23:22 gfxstrand: Okay, that's even weirder then
23:24 gfxstrand: I know RGBA8 works
23:24 Lynne: its weird, even fancy 10bit multiplane yuv images experience the same issue
23:24 Lynne: in the same way, so underneath, they do work, just that everything breaks in the same way
23:25 zmike: gfxstrand: did you test zink?
23:25 gfxstrand: zmike: not yet
23:25 zmike: the final boss awaits.
23:25 gfxstrand: lol
23:26 gfxstrand: Lynne: Are you using buffer views for anything?
23:26 ccr: "why did that autosave just happen and this ominous music started playing?"
23:26 Lynne: gfxstrand: false alarm, the filter I was testing with was bitrotten, everything works perfectly
23:26 gfxstrand: lmao
23:26 gfxstrand: \o/
23:27 gfxstrand: Once again, NVK has no bugs. :P
23:29 Lynne: download performance is legendarily slow though, 1fps on 1080p yuv420p
23:30 gfxstrand: Are you using HOST_CACHED memory or just HOST_VISIBLE?
23:30 Lynne: just host visible
23:30 gfxstrand: Then you're reading through a write-combein map
23:32 Lynne: HOST_CACHED is normal speed though
23:32 gfxstrand: Yeah, you want HOST_CACHED for downloads
23:33 Lynne: the thing is we readout the downloaded buffer to ram via the CPU-native non-temporal read instructions
23:33 Lynne: so non-cached paths would be more optimal
23:34 gfxstrand: I'm not sure how that stuff interacts with going across PCIe
23:35 gfxstrand: But I'm pretty sure non-temporal won't save you if you're going across the PCI bus.
23:35 Lynne: is there a way to tell that CACHED is more optimal?
23:35 gfxstrand: That's tricky
23:36 gfxstrand: On a discrete card, typically HOST_VISIBLE + DEVICE_LOCAL means that it lives in VRAM and you're getting a write-combine map
23:36 gfxstrand: On a UMA, everything is going to be HOST_VISIBLE + DEVICE_LOCAL + HOST_CACHED except for the uncached stuff which will be HOST_VISIBLE + DEVICE_LOCAL
23:37 gfxstrand: We don't have a bit for "Seriously, don't read from this map. You'll regret it"
23:37 gfxstrand: D3D12 actually does better at this because they simply advertise upload vs. download vs. device
23:37 zmike: see also https://www.basnieuwenhuizen.nl/the-catastrophe-of-reading-from-vram/
23:37 gfxstrand: Which isn't as flexible as Vulkan but at least makes it clear what you should do.
23:38 Lynne: interestingly enough, nvidia's proprietary driver on the same device deals better without CACHED
23:38 Lynne: I get 130fps (no cached) vs 124fps of nvk (with cached)
23:39 gfxstrand: They might be configuring their heaps differently. The no cached might not be write-combine.

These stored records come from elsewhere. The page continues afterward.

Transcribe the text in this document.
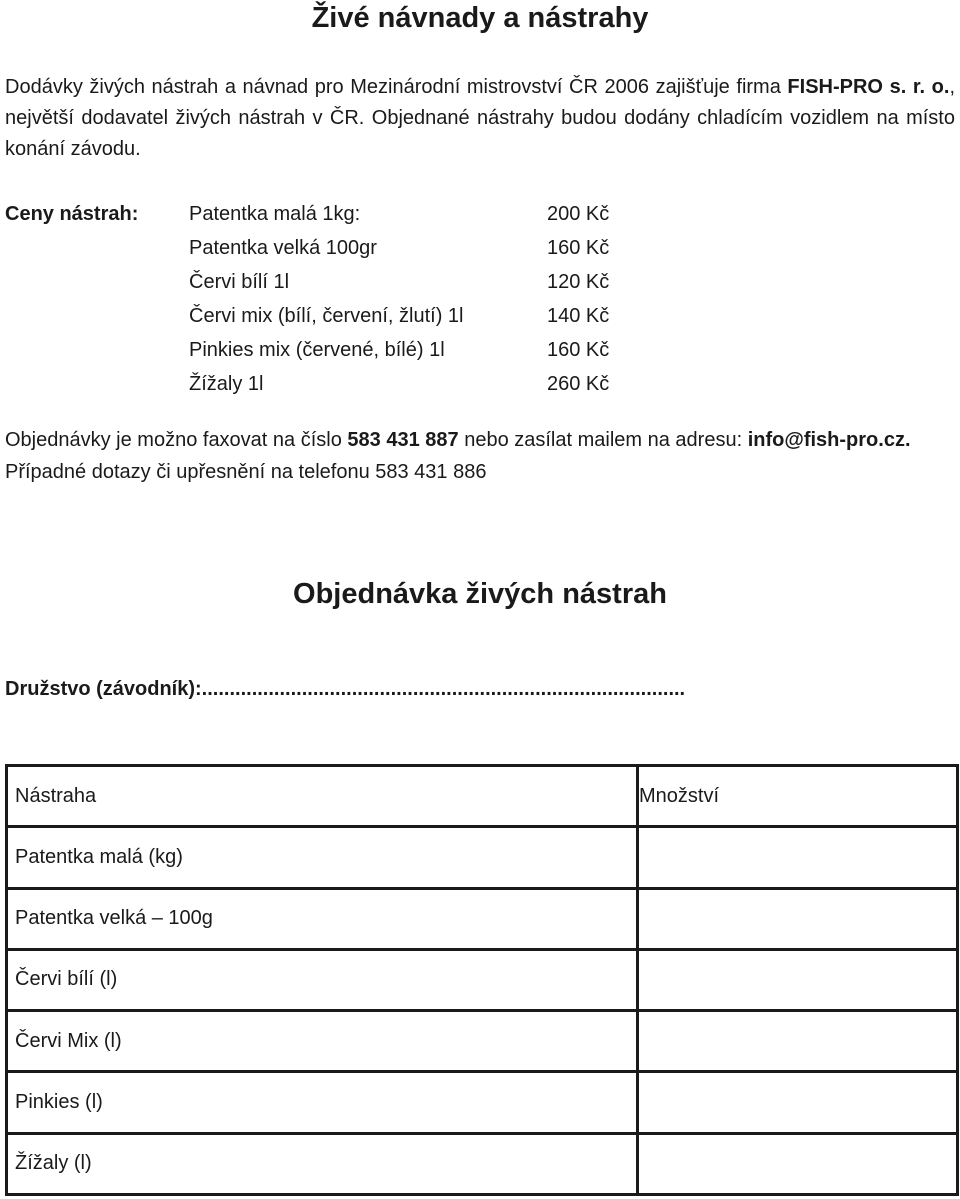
Živé návnady a nástrahy
Dodávky živých nástrah a návnad pro Mezinárodní mistrovství ČR 2006 zajišťuje firma FISH-PRO s. r. o., největší dodavatel živých nástrah v ČR. Objednané nástrahy budou dodány chladícím vozidlem na místo konání závodu.
Ceny nástrah:	Patentka malá 1kg:	200 Kč
Patentka velká 100gr	160 Kč
Červi bílí 1l	120 Kč
Červi mix (bílí, červení, žlutí) 1l	140 Kč
Pinkies mix (červené, bílé) 1l	160 Kč
Žížaly 1l	260 Kč
Objednávky je možno faxovat na číslo 583 431 887 nebo zasílat mailem na adresu: info@fish-pro.cz. Případné dotazy či upřesnění na telefonu 583 431 886
Objednávka živých nástrah
Družstvo (závodník):.......................................................................................
Nástraha	Množství
Patentka malá (kg)	
Patentka velká – 100g	
Červi bílí (l)	
Červi Mix (l)	
Pinkies (l)	
Žížaly (l)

It might be uncached system RAM.
23:39 gfxstrand: I'm pretty sure they have a write-combined VRAM heap, though.
23:40 gfxstrand: When you cay no cache on the prop driver, is it DEVICE_LOCAL?

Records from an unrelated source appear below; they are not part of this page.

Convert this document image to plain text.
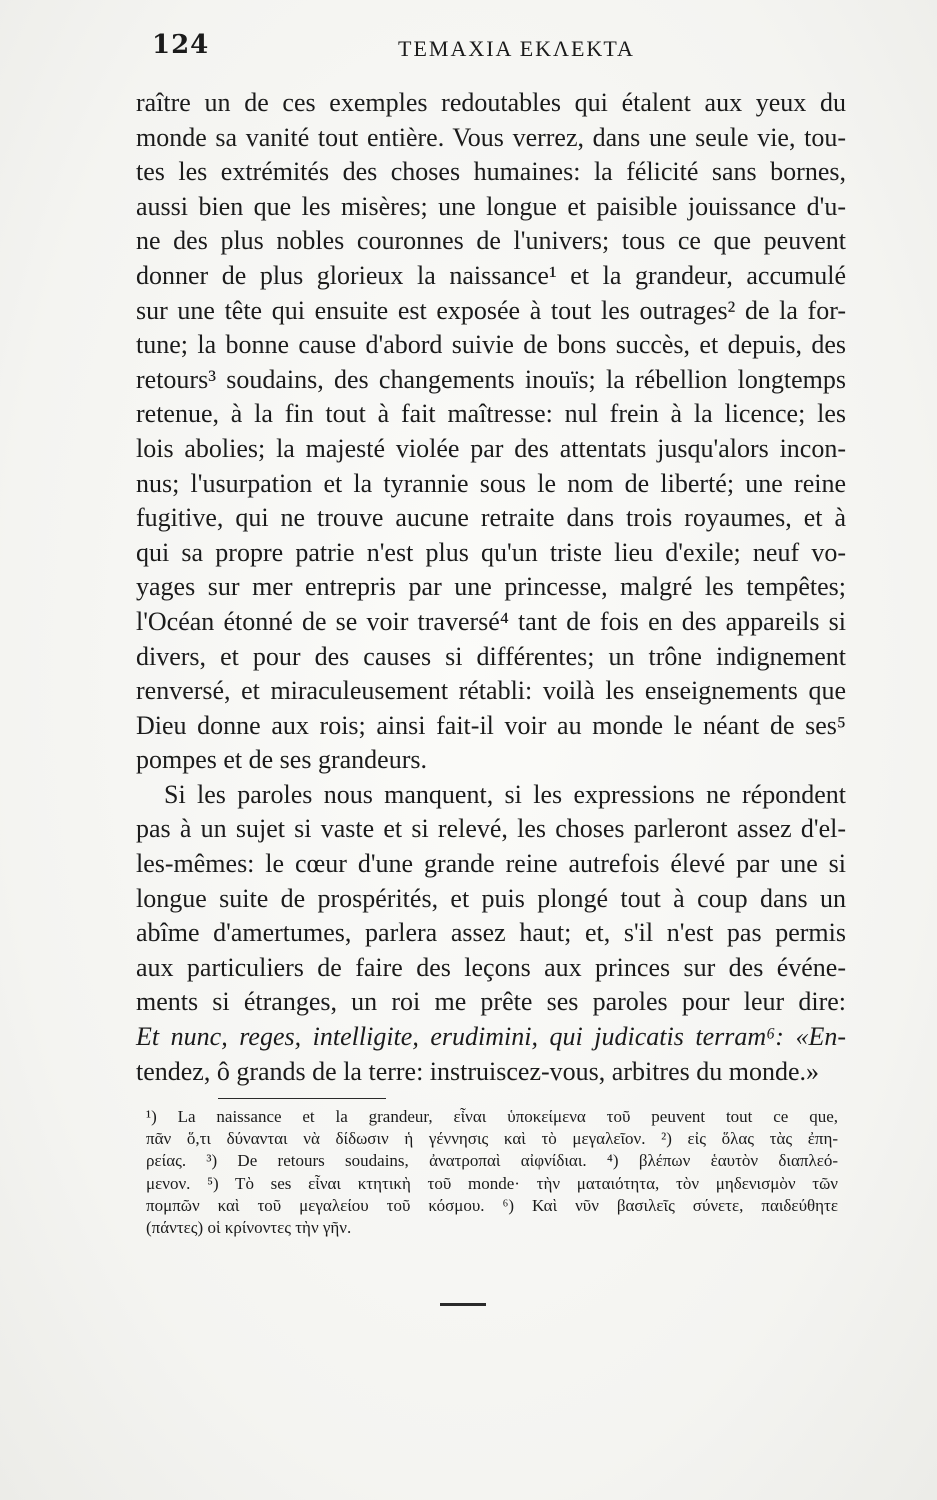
124	ΤΕΜΑΧΙΑ ΕΚΛΕΚΤΑ
raître un de ces exemples redoutables qui étalent aux yeux du
monde sa vanité tout entière. Vous verrez, dans une seule vie, tou-
tes les extrémités des choses humaines: la félicité sans bornes,
aussi bien que les misères; une longue et paisible jouissance d'u-
ne des plus nobles couronnes de l'univers; tous ce que peuvent
donner de plus glorieux la naissance¹ et la grandeur, accumulé
sur une tête qui ensuite est exposée à tout les outrages² de la for-
tune; la bonne cause d'abord suivie de bons succès, et depuis, des
retours³ soudains, des changements inouïs; la rébellion longtemps
retenue, à la fin tout à fait maîtresse: nul frein à la licence; les
lois abolies; la majesté violée par des attentats jusqu'alors incon-
nus; l'usurpation et la tyrannie sous le nom de liberté; une reine
fugitive, qui ne trouve aucune retraite dans trois royaumes, et à
qui sa propre patrie n'est plus qu'un triste lieu d'exile; neuf vo-
yages sur mer entrepris par une princesse, malgré les tempêtes;
l'Océan étonné de se voir traversé⁴ tant de fois en des appareils si
divers, et pour des causes si différentes; un trône indignement
renversé, et miraculeusement rétabli: voilà les enseignements que
Dieu donne aux rois; ainsi fait-il voir au monde le néant de ses⁵
pompes et de ses grandeurs.
Si les paroles nous manquent, si les expressions ne répondent
pas à un sujet si vaste et si relevé, les choses parleront assez d'el-
les-mêmes: le cœur d'une grande reine autrefois élevé par une si
longue suite de prospérités, et puis plongé tout à coup dans un
abîme d'amertumes, parlera assez haut; et, s'il n'est pas permis
aux particuliers de faire des leçons aux princes sur des événe-
ments si étranges, un roi me prête ses paroles pour leur dire:
Et nunc, reges, intelligite, erudimini, qui judicatis terram⁶: «En-
tendez, ô grands de la terre: instruiscez-vous, arbitres du monde.»
¹) La naissance et la grandeur, εἶναι ὑποκείμενα τοῦ peuvent tout ce que,
πᾶν ὅ,τι δύνανται νὰ δίδωσιν ἡ γέννησις καὶ τὸ μεγαλεῖον. ²) εἰς ὅλας τὰς ἐπη-
ρείας. ³) De retours soudains, ἀνατροπαὶ αἰφνίδιαι. ⁴) βλέπων ἑαυτὸν διαπλεό-
μενον. ⁵) Τὸ ses εἶναι κτητικὴ τοῦ monde· τὴν ματαιότητα, τὸν μηδενισμὸν τῶν
πομπῶν καὶ τοῦ μεγαλείου τοῦ κόσμου. ⁶) Καὶ νῦν βασιλεῖς σύνετε, παιδεύθητε
(πάντες) οἱ κρίνοντες τὴν γῆν.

23:40 gfxstrand: (Not that that's 100% accurate. They might be hiding things from you.)
23:40 Lynne: ah, nevermind, I forgot to disable host mapping
23:41 Lynne: nvk is slightly slower than the proprietary drivers for the same codepath (140fps with cached)
23:44 gfxstrand: That's to be expected. We've still got a good bit of perf work to do.
23:44 Lynne: I think optimizing that is a lower prio though, a few percent or so isn't too bad
23:47 Lynne: so assuming HOST_VISIBLE and HOST_CACHED bits are the only ones set, would most driver implementations prefer GPU-visible system RAM for it?